Damit das alles überhaupt unter einen Hut zu bekommen ist, benötigt er Unterstützung. Schoof nennt zuallererst seine Eltern, Freunde und Kommilitonen. Auch die Hochschule macht Zugeständnisse. „Ich darf Klausuren an anderen Terminen schreiben und auch mal einen Seminartermin in einer anderen Gruppe wahrnehmen“, erklärt der Weltmeister. Zudem ist der Ruderverband flexibel: „Steht eine Klausur an, fahre ich halt einen Tag später ins Trainingslager.“ Für Schoof ist das Studium nicht nur Investition in die Zukunft, sondern auch eine Art Ausgleich. „Ich hänge viel in Trainingslagern rum, mit dem gleichen Ablauf und den gleichen Leuten. Da bekommt man schnell ’nen Lagerkoller“, erklärt er.
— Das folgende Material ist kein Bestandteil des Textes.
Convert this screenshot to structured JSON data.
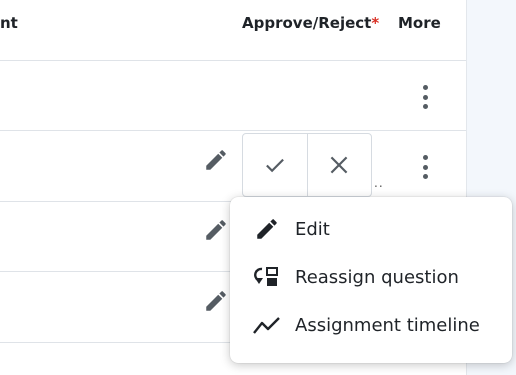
{
  "table": {
    "columns": {
      "comment_partial": "nt",
      "approve_reject": "Approve/Reject",
      "required_mark": "*",
      "more": "More"
    },
    "truncation_mark": ".."
  },
  "context_menu": {
    "items": [
      {
        "label": "Edit",
        "icon": "pencil-icon"
      },
      {
        "label": "Reassign question",
        "icon": "reassign-icon"
      },
      {
        "label": "Assignment timeline",
        "icon": "timeline-icon"
      }
    ]
  },
  "colors": {
    "icon_gray": "#555c63",
    "required_red": "#d93025",
    "right_pane_bg": "#f3f7fc"
  }
}
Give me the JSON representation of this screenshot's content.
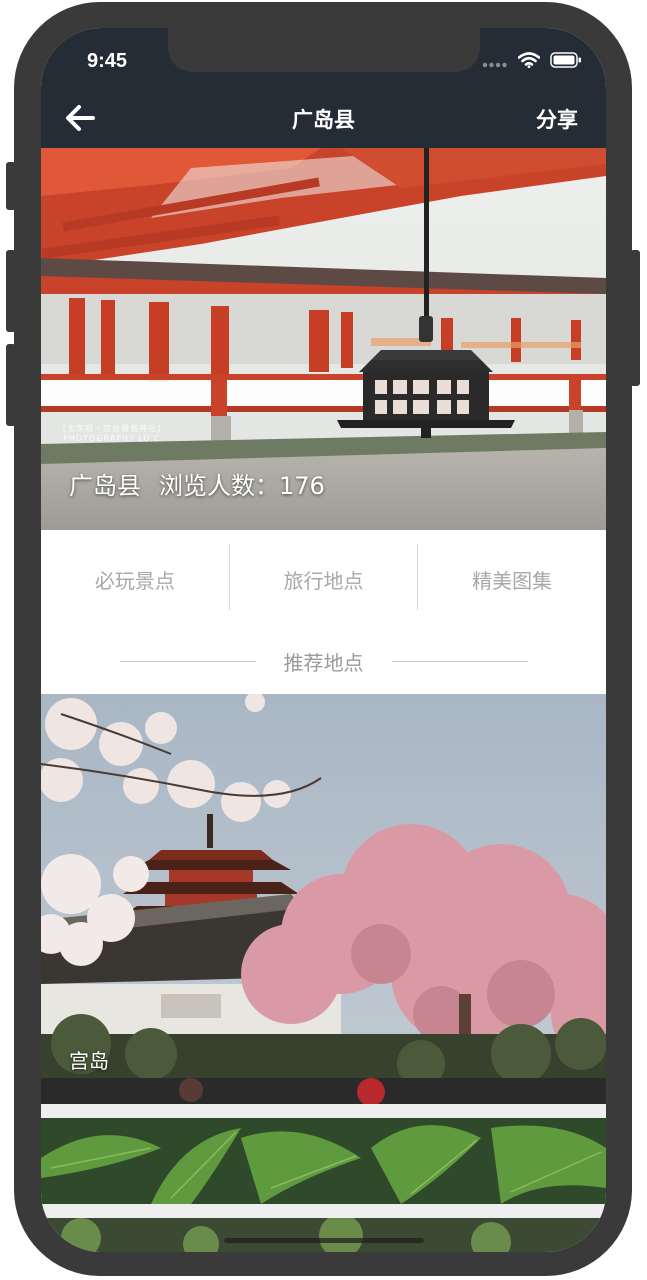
{
  "status_bar": {
    "time": "9:45",
    "icons": [
      "signal-dots-icon",
      "wifi-icon",
      "battery-icon"
    ]
  },
  "nav": {
    "back_icon": "arrow-left-icon",
    "title": "广岛县",
    "share_label": "分享"
  },
  "hero": {
    "location": "广岛县",
    "views_label": "浏览人数：176",
    "watermark_line1": "[太宰府・宮島厳島神社]",
    "watermark_line2": "PHOTOGRAPHY LU.C"
  },
  "tabs": [
    {
      "label": "必玩景点"
    },
    {
      "label": "旅行地点"
    },
    {
      "label": "精美图集"
    }
  ],
  "section": {
    "title": "推荐地点"
  },
  "places": [
    {
      "name": "宫岛"
    },
    {
      "name": ""
    }
  ],
  "colors": {
    "nav_bg": "#242c36",
    "tab_text": "#a8a8a8",
    "section_text": "#9a9a9a",
    "device_frame": "#3a3a3a"
  }
}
So findet er auch an Trainingstagen noch Zeit, abends zu lernen und an Lerntagen abends Zeit fürs Training.

Das nächste große Ziel heißt Olympia 2016. Der Doppelvierer ist für die Spiele in Rio de Janeiro qualifiziert – die Ruderer nicht. Also muss in internen Ausscheidungen ermittelt werden, wer im kommenden Jahr an der Copacabana an den Skulls sitzen darf. Schoof ist selbstbewusst, weiß aber auch, dass das Olympia-Ticket auch für ihn kein Selbstgänger ist. „Kraftmäßig bin ich einer der stärksten, aber ein Boot muss harmonieren“, erklärt der 24-Jährige. Ein entscheidender Faktor könnten auch die Bedingungen vor Rio werden. „Ich denke, es wird wellig und windanfällig“, sagt Schoof. Eine Testregatta, wie es sie etwa bei den Seglern gibt, wird nicht veranstaltet. „Die U19-WM wurde da ausgetragen. Also müssen wir uns erzählen lassen, wie es dort ist“, sagt der Olympiasieger von 2012.

Bis zur Reise nach Rio wartet ohnehin noch viel Arbeit. Studium, Training, Lernen, Rudern. Für den Traum von der Titelverteidigung.